I sigh. “I see you don’t know how to take no for an answer,” I say.
“No?” she says. She cocks her head and furrows her brows in mock confusion. “What’s that?”
I fight a smile. “Fine. I’m down,” I say. “Let’s just do it and get out of here.”
Shannon’s face lights up, and she leans toward me. For a panicky second, I think she’s going to kiss me and I try to think of what to do. Look away? Lean backward? Kiss her back? What do I do about the tongue thing?
But she doesn’t kiss me. She puts both her hands on my knees and gives them a little squeeze.
I feel pretty dumb.
And a little disappointed.
Shannon grins and scrambles to her feet. “This is going to be so much fun!” she says.
“There’s only one problem,” I say.
“What’s that?”
“We don’t have a Ouija board.”
Ha. See what she says to that.
She points to a nearby bin. “I saw some old chalkboards in here,” she says. “We’ll use the back of one of those.”
“You can’t do that,” I say. “Those don’t belong to us.”
Shannon stares at me. “You can’t be serious,” she says.
“I’m totally serious.” I’m not, really, but she already thinks I’m such a Goody Two-shoes. Maybe she’ll agree with me and just forget about the whole idea.
“Then what else are we supposed to use?” she demands.
I shrug and look around. I point to the yearbook on the floor.
Her eyes follow my finger. “What? No way.” She sounds shocked, like I’ve just suggested she take all her clothes off and dance naked at the next assembly. “I just bought that today. That cost me fifty bucks! I’m not going to go mark
ing it up with a Sharpie.”
The irony kills me. “Oh, so you’re okay with making a mess of other people’s stuff, but not your own?”
She opens her mouth, then closes it again. She raises her chin and looks at me.
“We’ll use chalk.” Her eyes dare me to argue.
There’s no winning.
She reaches into the bin. Her hand pops back out holding up a flat board about the size of a breakfast tray.
“This,” she says, handing it to me, “is perfect.”

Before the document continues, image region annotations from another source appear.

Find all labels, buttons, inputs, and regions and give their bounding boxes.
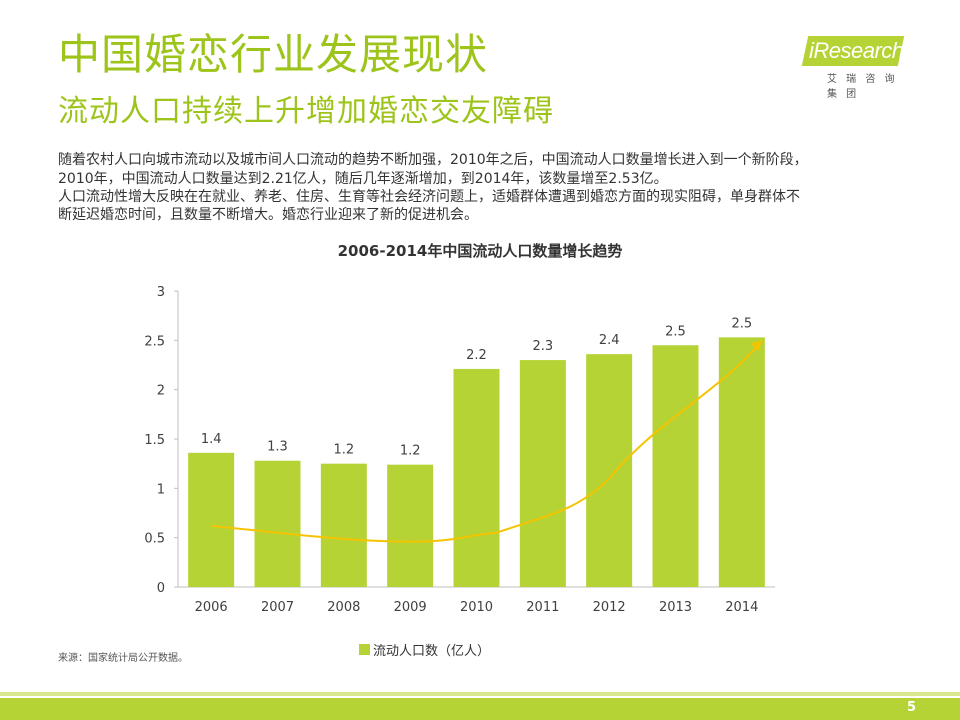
y-tick-label: 1 [157,482,165,497]
y-tick-label: 0.5 [144,532,165,547]
body-text-line-4: 断延迟婚恋时间，且数量不断增大。婚恋行业迎来了新的促进机会。 [58,207,478,223]
data-label-2006: 1.4 [201,432,222,447]
x-tick-label-2008: 2008 [327,600,360,615]
logo-text: iResearch [809,38,904,63]
legend-label: 流动人口数（亿人） [373,644,491,659]
bar-2014 [718,337,765,587]
bar-2010 [453,368,500,587]
y-tick-label: 0 [157,581,165,596]
trend-curve [211,339,763,543]
x-tick-label-2011: 2011 [526,600,559,615]
y-tick-label: 2.5 [144,334,165,349]
data-label-2009: 1.2 [400,444,421,459]
bar-2006 [188,452,235,587]
page-subtitle: 流动人口持续上升增加婚恋交友障碍 [58,94,554,129]
body-text-line-3: 人口流动性增大反映在在就业、养老、住房、生育等社会经济问题上，适婚群体遭遇到婚恋… [58,189,800,205]
bar-2013 [652,345,699,587]
body-text-line-2: 2010年，中国流动人口数量达到2.21亿人，随后几年逐渐增加，到2014年，该… [58,171,668,187]
x-tick-label-2009: 2009 [394,600,427,615]
x-tick-label-2014: 2014 [725,600,758,615]
data-label-2014: 2.5 [731,316,752,331]
footer-stripe [0,692,960,696]
x-tick-label-2010: 2010 [460,600,493,615]
page-number: 5 [906,700,916,715]
x-tick-label-2006: 2006 [195,600,228,615]
trend-arrowhead [750,340,762,352]
data-label-2008: 1.2 [333,443,354,458]
data-label-2011: 2.3 [532,339,553,354]
data-label-2012: 2.4 [599,333,620,348]
bar-2008 [320,463,367,587]
iresearch-logo: iResearch 艾 瑞 咨 询 集 团 [801,36,915,100]
body-text-line-1: 随着农村人口向城市流动以及城市间人口流动的趋势不断加强，2010年之后，中国流动… [58,152,808,168]
data-label-2007: 1.3 [267,440,288,455]
y-tick-label: 3 [157,285,165,300]
chart-legend: 流动人口数（亿人） [359,640,490,659]
logo-subtext: 艾 瑞 咨 询 集 团 [827,74,898,100]
bar-2007 [254,460,301,587]
x-tick-label-2007: 2007 [261,600,294,615]
data-label-2010: 2.2 [466,348,487,363]
bar-2009 [387,464,434,587]
source-note: 来源：国家统计局公开数据。 [58,653,188,664]
footer-bar [0,698,960,720]
bar-2012 [586,354,633,587]
legend-swatch [359,644,370,655]
x-tick-label-2013: 2013 [659,600,692,615]
data-label-2013: 2.5 [665,324,686,339]
chart-title: 2006-2014年中国流动人口数量增长趋势 [337,242,623,260]
bar-2011 [519,360,566,587]
y-tick-label: 1.5 [144,433,165,448]
x-tick-label-2012: 2012 [593,600,626,615]
y-tick-label: 2 [157,384,165,399]
page-title: 中国婚恋行业发展现状 [58,30,489,79]
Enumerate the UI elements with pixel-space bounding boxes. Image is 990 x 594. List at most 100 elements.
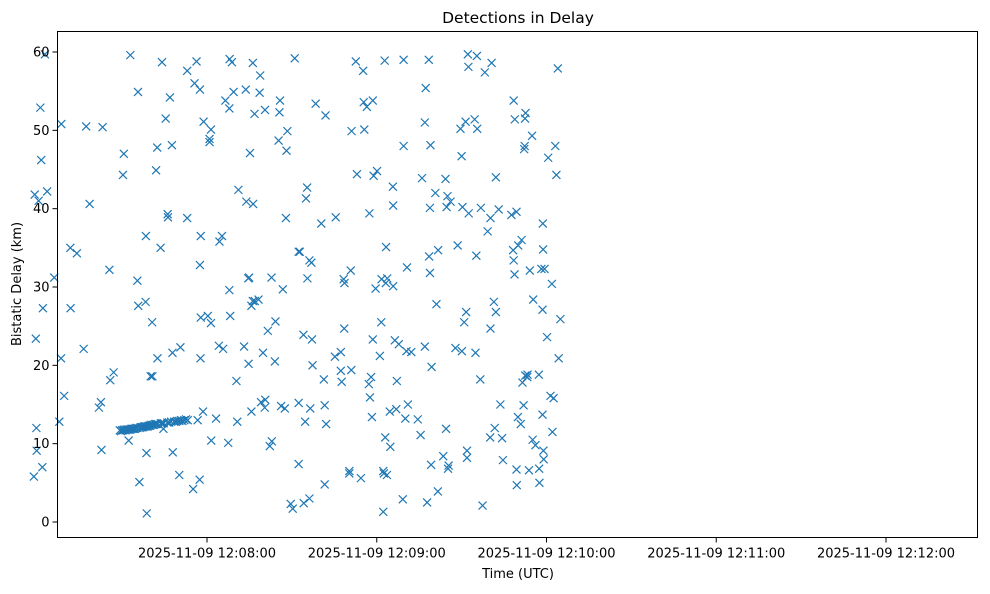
data-point — [231, 376, 241, 386]
data-point — [446, 197, 456, 207]
data-point — [281, 213, 291, 223]
x-tick-label: 2025-11-09 12:11:00 — [647, 547, 785, 562]
data-point — [491, 307, 501, 317]
data-point — [553, 64, 563, 73]
x-tick-label: 2025-11-09 12:09:00 — [308, 547, 446, 562]
data-point — [72, 248, 82, 258]
data-point — [457, 346, 467, 356]
data-point — [519, 144, 529, 154]
data-point — [459, 317, 469, 327]
y-tick-label: 60 — [33, 46, 50, 61]
data-point — [319, 375, 329, 384]
data-point — [483, 226, 493, 236]
data-point — [98, 122, 108, 132]
data-point — [36, 155, 46, 165]
data-point — [195, 475, 205, 485]
data-point — [472, 51, 482, 61]
data-point — [398, 494, 408, 504]
data-point — [239, 342, 249, 351]
data-point — [294, 398, 304, 408]
data-point — [214, 341, 224, 351]
data-point — [211, 414, 221, 424]
data-point — [275, 96, 285, 105]
data-point — [416, 430, 426, 440]
data-point — [321, 111, 330, 120]
data-point — [215, 237, 224, 246]
y-tick-label: 20 — [33, 359, 50, 374]
data-point — [260, 403, 270, 413]
data-point — [528, 295, 538, 304]
data-point — [475, 375, 485, 384]
y-axis-label: Bistatic Delay (km) — [10, 222, 25, 346]
data-point — [246, 407, 256, 416]
data-point — [168, 447, 178, 457]
data-point — [29, 472, 39, 481]
data-point — [453, 241, 463, 250]
data-point — [206, 436, 216, 445]
data-point — [278, 284, 288, 294]
data-point — [339, 324, 349, 333]
data-point — [347, 126, 356, 136]
data-point — [193, 415, 203, 425]
data-point — [491, 172, 501, 182]
data-point — [376, 317, 386, 327]
data-point — [152, 143, 162, 152]
data-point — [256, 397, 266, 407]
data-point — [245, 148, 255, 158]
data-point — [233, 185, 243, 195]
data-point — [31, 334, 41, 344]
data-point — [509, 96, 519, 105]
data-point — [265, 441, 275, 451]
data-point — [146, 371, 156, 381]
y-tick-label: 40 — [33, 202, 50, 217]
data-point — [336, 366, 346, 376]
data-point — [282, 126, 292, 136]
data-point — [306, 258, 316, 268]
data-point — [320, 400, 330, 410]
data-point — [118, 170, 128, 180]
data-point — [109, 367, 119, 377]
data-point — [198, 407, 208, 416]
data-point — [346, 365, 356, 375]
data-point — [227, 57, 237, 67]
data-point — [125, 50, 135, 60]
data-point — [480, 67, 490, 77]
data-point — [151, 165, 161, 175]
data-point — [248, 296, 258, 306]
data-point — [124, 436, 134, 445]
data-point — [56, 119, 66, 129]
data-point — [441, 174, 450, 184]
data-point — [344, 469, 354, 478]
data-point — [352, 169, 362, 179]
data-point — [270, 356, 280, 366]
data-point — [134, 477, 144, 487]
data-point — [381, 242, 391, 252]
data-point — [388, 201, 398, 210]
data-point — [538, 410, 547, 420]
data-point — [425, 268, 435, 278]
data-point — [305, 403, 315, 413]
data-point — [142, 508, 152, 518]
data-point — [543, 153, 553, 163]
data-point — [364, 208, 374, 218]
x-ticks: 2025-11-09 12:08:00 2025-11-09 12:09:00 20… — [138, 537, 955, 562]
data-point — [65, 243, 75, 253]
data-point — [523, 370, 532, 380]
data-point — [506, 210, 516, 220]
data-point — [462, 446, 472, 456]
data-point — [536, 264, 546, 274]
data-point — [299, 330, 308, 340]
data-point — [35, 103, 45, 113]
y-tick-label: 10 — [33, 437, 50, 452]
data-point — [534, 370, 544, 380]
data-point — [521, 108, 530, 118]
x-tick-label: 2025-11-09 12:08:00 — [138, 547, 276, 562]
data-point — [179, 415, 189, 425]
data-point — [487, 58, 497, 68]
data-point — [96, 397, 106, 407]
data-point — [190, 78, 199, 88]
data-point — [371, 284, 381, 293]
data-point — [385, 442, 395, 452]
data-point — [336, 347, 346, 357]
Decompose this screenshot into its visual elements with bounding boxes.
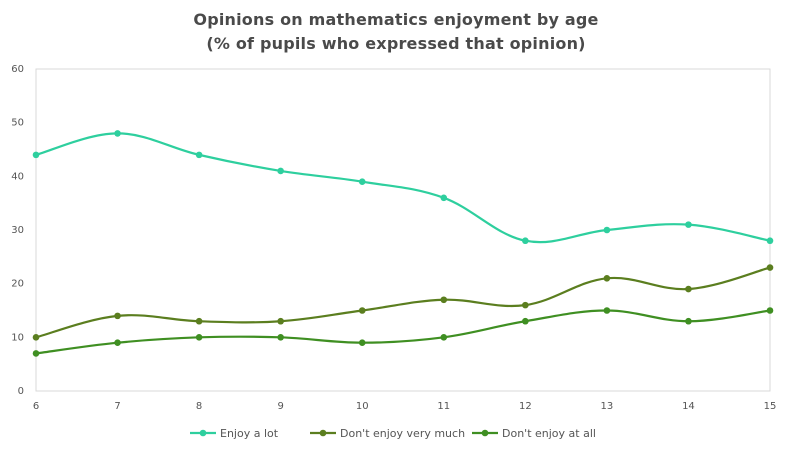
x-tick-label: 13 bbox=[601, 401, 614, 412]
data-point-series-2 bbox=[32, 334, 40, 341]
data-point-series-3 bbox=[114, 339, 121, 347]
y-tick-label: 60 bbox=[11, 64, 24, 75]
data-point-series-3 bbox=[358, 339, 366, 347]
data-point-series-2 bbox=[358, 307, 366, 314]
data-point-series-2 bbox=[277, 317, 284, 325]
x-tick-label: 8 bbox=[196, 401, 202, 412]
x-tick-label: 15 bbox=[764, 401, 777, 412]
data-point-series-1 bbox=[277, 167, 284, 175]
data-point-series-2 bbox=[685, 285, 692, 293]
legend-marker-3 bbox=[481, 429, 489, 437]
x-tick-label: 9 bbox=[277, 401, 283, 412]
data-point-series-2 bbox=[195, 317, 203, 325]
data-point-series-2 bbox=[522, 301, 529, 309]
legend-marker-1 bbox=[199, 429, 207, 437]
data-point-series-2 bbox=[440, 296, 448, 304]
legend-label-3: Don't enjoy at all bbox=[502, 427, 596, 440]
data-point-series-1 bbox=[114, 130, 121, 137]
data-point-series-1 bbox=[195, 151, 203, 159]
chart-title-line-1: Opinions on mathematics enjoyment by age bbox=[193, 10, 599, 29]
y-tick-label: 10 bbox=[11, 332, 24, 343]
x-tick-label: 10 bbox=[356, 401, 369, 412]
y-tick-label: 0 bbox=[18, 386, 24, 397]
data-point-series-1 bbox=[522, 237, 529, 245]
data-point-series-3 bbox=[32, 350, 40, 357]
x-tick-label: 11 bbox=[437, 401, 450, 412]
x-tick-label: 7 bbox=[114, 401, 120, 412]
legend-label-1: Enjoy a lot bbox=[220, 427, 279, 440]
data-point-series-1 bbox=[32, 151, 40, 159]
data-point-series-3 bbox=[603, 307, 611, 314]
chart-title-line-2: (% of pupils who expressed that opinion) bbox=[206, 34, 586, 53]
x-tick-label: 6 bbox=[33, 401, 39, 412]
legend-label-2: Don't enjoy very much bbox=[340, 427, 465, 440]
legend-marker-2 bbox=[319, 429, 327, 437]
data-point-series-1 bbox=[440, 194, 448, 202]
data-point-series-2 bbox=[766, 264, 774, 271]
y-tick-label: 50 bbox=[11, 118, 24, 129]
data-point-series-3 bbox=[685, 317, 692, 325]
data-point-series-3 bbox=[277, 334, 284, 341]
data-point-series-2 bbox=[114, 312, 121, 320]
data-point-series-3 bbox=[440, 334, 448, 341]
series-line-3 bbox=[35, 309, 771, 355]
y-tick-label: 20 bbox=[11, 279, 24, 290]
data-point-series-1 bbox=[603, 226, 611, 234]
data-point-series-1 bbox=[685, 221, 692, 228]
series-line-2 bbox=[35, 266, 771, 339]
data-point-series-2 bbox=[603, 275, 611, 282]
data-point-series-1 bbox=[766, 237, 774, 245]
x-tick-label: 14 bbox=[682, 401, 695, 412]
x-tick-label: 12 bbox=[519, 401, 532, 412]
y-tick-label: 30 bbox=[11, 225, 24, 236]
plot-frame bbox=[35, 68, 771, 392]
data-point-series-3 bbox=[195, 334, 203, 341]
data-point-series-1 bbox=[358, 178, 366, 185]
data-point-series-3 bbox=[522, 317, 529, 325]
data-point-series-3 bbox=[766, 307, 774, 314]
y-tick-label: 40 bbox=[11, 171, 24, 182]
series-line-1 bbox=[35, 132, 771, 244]
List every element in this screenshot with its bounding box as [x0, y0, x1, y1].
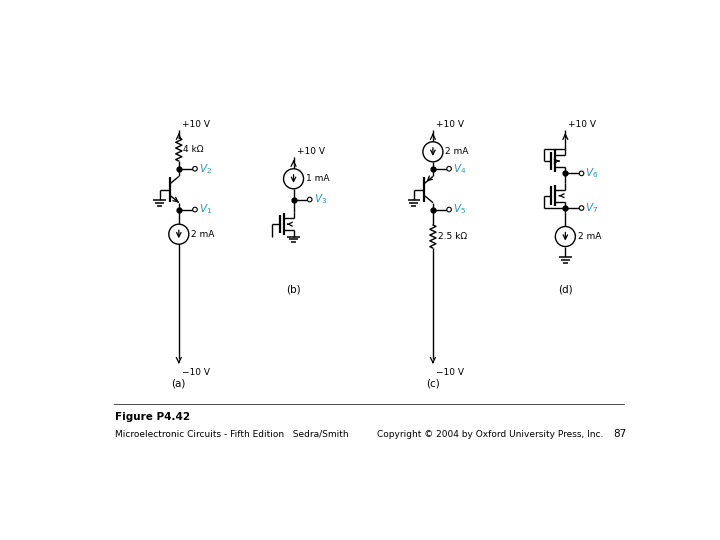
Text: $V_1$: $V_1$ — [199, 202, 212, 217]
Text: (b): (b) — [287, 285, 301, 295]
Text: $V_5$: $V_5$ — [453, 202, 466, 217]
Text: −10 V: −10 V — [436, 368, 464, 377]
Text: 2 mA: 2 mA — [191, 230, 215, 239]
Circle shape — [579, 206, 584, 211]
Text: +10 V: +10 V — [182, 119, 210, 129]
Text: $V_3$: $V_3$ — [314, 193, 327, 206]
Text: 87: 87 — [613, 429, 627, 440]
Text: Copyright © 2004 by Oxford University Press, Inc.: Copyright © 2004 by Oxford University Pr… — [377, 430, 603, 439]
Circle shape — [193, 207, 197, 212]
Text: +10 V: +10 V — [568, 119, 596, 129]
Circle shape — [307, 197, 312, 202]
Text: (d): (d) — [558, 285, 572, 295]
Text: 2 mA: 2 mA — [577, 232, 601, 241]
Circle shape — [555, 226, 575, 247]
Text: +10 V: +10 V — [436, 119, 464, 129]
Text: Microelectronic Circuits - Fifth Edition   Sedra/Smith: Microelectronic Circuits - Fifth Edition… — [115, 430, 348, 439]
Text: $V_4$: $V_4$ — [453, 162, 467, 176]
Text: 1 mA: 1 mA — [306, 174, 329, 183]
Text: $V_6$: $V_6$ — [585, 166, 598, 180]
Text: $V_7$: $V_7$ — [585, 201, 598, 215]
Text: 4 kΩ: 4 kΩ — [184, 145, 204, 154]
Circle shape — [579, 171, 584, 176]
Text: (c): (c) — [426, 379, 440, 389]
Circle shape — [168, 224, 189, 244]
Text: $V_2$: $V_2$ — [199, 162, 212, 176]
Text: (a): (a) — [171, 379, 186, 389]
Circle shape — [447, 207, 451, 212]
Text: Figure P4.42: Figure P4.42 — [115, 413, 190, 422]
Circle shape — [193, 166, 197, 171]
Text: 2.5 kΩ: 2.5 kΩ — [438, 232, 467, 241]
Text: +10 V: +10 V — [297, 146, 325, 156]
Text: −10 V: −10 V — [182, 368, 210, 377]
Circle shape — [447, 166, 451, 171]
Circle shape — [284, 168, 304, 189]
Circle shape — [423, 142, 443, 162]
Text: 2 mA: 2 mA — [445, 147, 469, 156]
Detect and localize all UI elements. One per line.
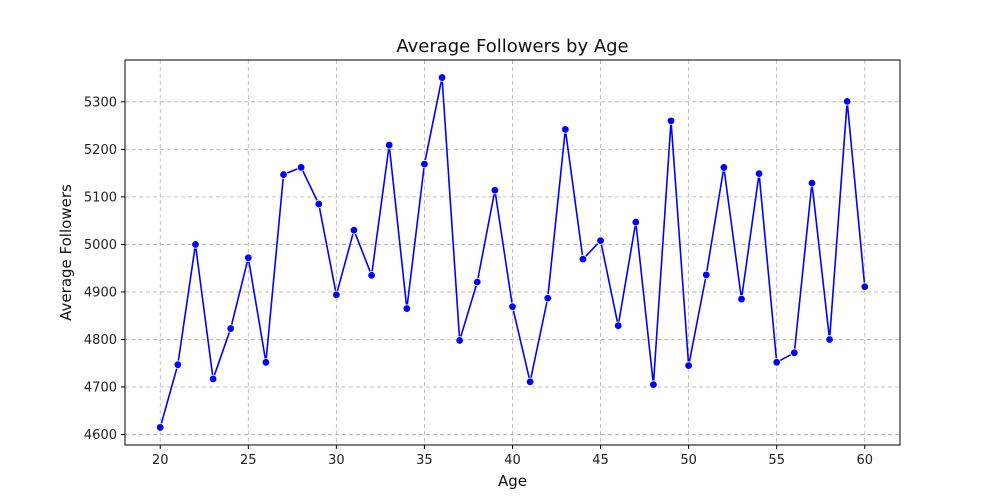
y-axis-label: Average Followers: [57, 184, 75, 321]
data-series: [156, 73, 869, 432]
x-tick-label: 60: [856, 453, 873, 468]
data-point: [825, 335, 834, 344]
x-axis-label: Age: [498, 472, 527, 490]
x-tick-label: 25: [240, 453, 257, 468]
x-tick-label: 50: [680, 453, 697, 468]
chart-title: Average Followers by Age: [396, 36, 628, 57]
data-point: [244, 253, 253, 262]
data-point: [719, 163, 729, 172]
data-point: [543, 293, 552, 303]
data-point: [473, 277, 482, 287]
y-tick-label: 5200: [84, 143, 117, 158]
y-tick-label: 5100: [84, 190, 117, 205]
y-tick-label: 5300: [84, 95, 117, 110]
data-point: [525, 377, 535, 386]
data-point: [314, 199, 323, 209]
data-point: [490, 186, 500, 195]
x-axis-ticks: 20 25 30 35 40 45 50 55 60: [152, 445, 873, 468]
data-point: [684, 361, 693, 370]
data-point: [508, 302, 517, 311]
data-point: [613, 321, 623, 330]
x-tick-label: 55: [768, 453, 785, 468]
x-tick-label: 30: [328, 453, 345, 468]
plot-frame: [124, 59, 901, 446]
data-point: [737, 294, 746, 304]
data-point: [860, 282, 869, 291]
data-point: [279, 170, 288, 179]
data-point: [578, 254, 588, 264]
data-point: [367, 271, 376, 280]
data-point: [807, 178, 817, 188]
data-point: [173, 360, 183, 369]
data-point: [455, 336, 464, 345]
x-tick-label: 20: [152, 453, 169, 468]
data-point: [402, 304, 412, 313]
data-point: [349, 225, 359, 235]
data-point: [420, 159, 429, 169]
data-point: [666, 116, 676, 126]
y-tick-label: 4700: [84, 381, 117, 396]
y-tick-label: 5000: [84, 238, 117, 253]
data-point: [226, 324, 235, 333]
x-tick-label: 45: [592, 453, 609, 468]
data-point: [631, 217, 640, 227]
y-tick-label: 4600: [84, 428, 117, 443]
data-point: [842, 97, 852, 106]
data-point: [332, 290, 341, 300]
y-tick-label: 4900: [84, 285, 117, 300]
data-point: [561, 125, 570, 134]
data-point: [649, 380, 658, 389]
y-tick-label: 4800: [84, 333, 117, 348]
data-point: [596, 236, 605, 245]
data-point: [702, 270, 711, 280]
data-point: [437, 73, 447, 82]
y-axis-ticks: 4600 4700 4800 4900 5000 5100 5200 5300: [84, 95, 125, 443]
x-tick-label: 35: [416, 453, 433, 468]
data-point: [754, 169, 764, 178]
data-point: [296, 163, 306, 172]
data-point: [790, 348, 799, 357]
data-point: [156, 423, 165, 432]
data-point: [261, 358, 271, 367]
data-point: [208, 374, 218, 384]
grid-lines: [125, 60, 900, 445]
data-point: [385, 140, 394, 150]
x-tick-label: 40: [504, 453, 521, 468]
data-point: [191, 240, 200, 249]
data-point: [772, 358, 781, 367]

“Wow,” I say, turning the board around in my hands. “It’s so old school. How does it work?”
“No idea. I can’t find the power button.”
I laugh. I try not to notice her eyes lighting up.
“So you can actually just…make a Ouija board?” I say. “I thought you had to buy them.”
“They’re actually more effective when they’re made by hand,” Shannon says. “More powerful.”
“Are we going for powerful?”
She doesn’t answer. Just motions for me to put the board down on the floor. She turns back to the bin and digs around until she comes up with a short stick of chalk.
“You’ve done this before?” I ask. She kneels on the floor beside me. I watch as she bends her head and writes YES in the top left corner.
“Couple times,” she says. She writes NO in the top right, then drops down a line and starts writing the letters of the alphabet.
“What’s it like?”
Shannon’s concentrating on making her letters neat and evenly spaced. She touches her tongue to her upper lip as she works. I think about that metal barbell again.
She finishes the first row, A through K, and sits up straight. “It’s cool,” she says. “But it can be kind of scary too. You have to stay in control of the board at all times. You can’t just take your hands off, or walk away. There’s rules.”
“Yeah, but you’re no good at following rules,” I say.
“Shut up!” She boots me in the ankle. “I know how to follow rules. I just choose which ones are important. And which ones aren’t.” She gives me a meaningful look.
Her earlier jab hangs between us, unspoken. I let it.
“Why’s it so important to keep your hands on the board?” I ask. “Do things get out of control if you don’t?”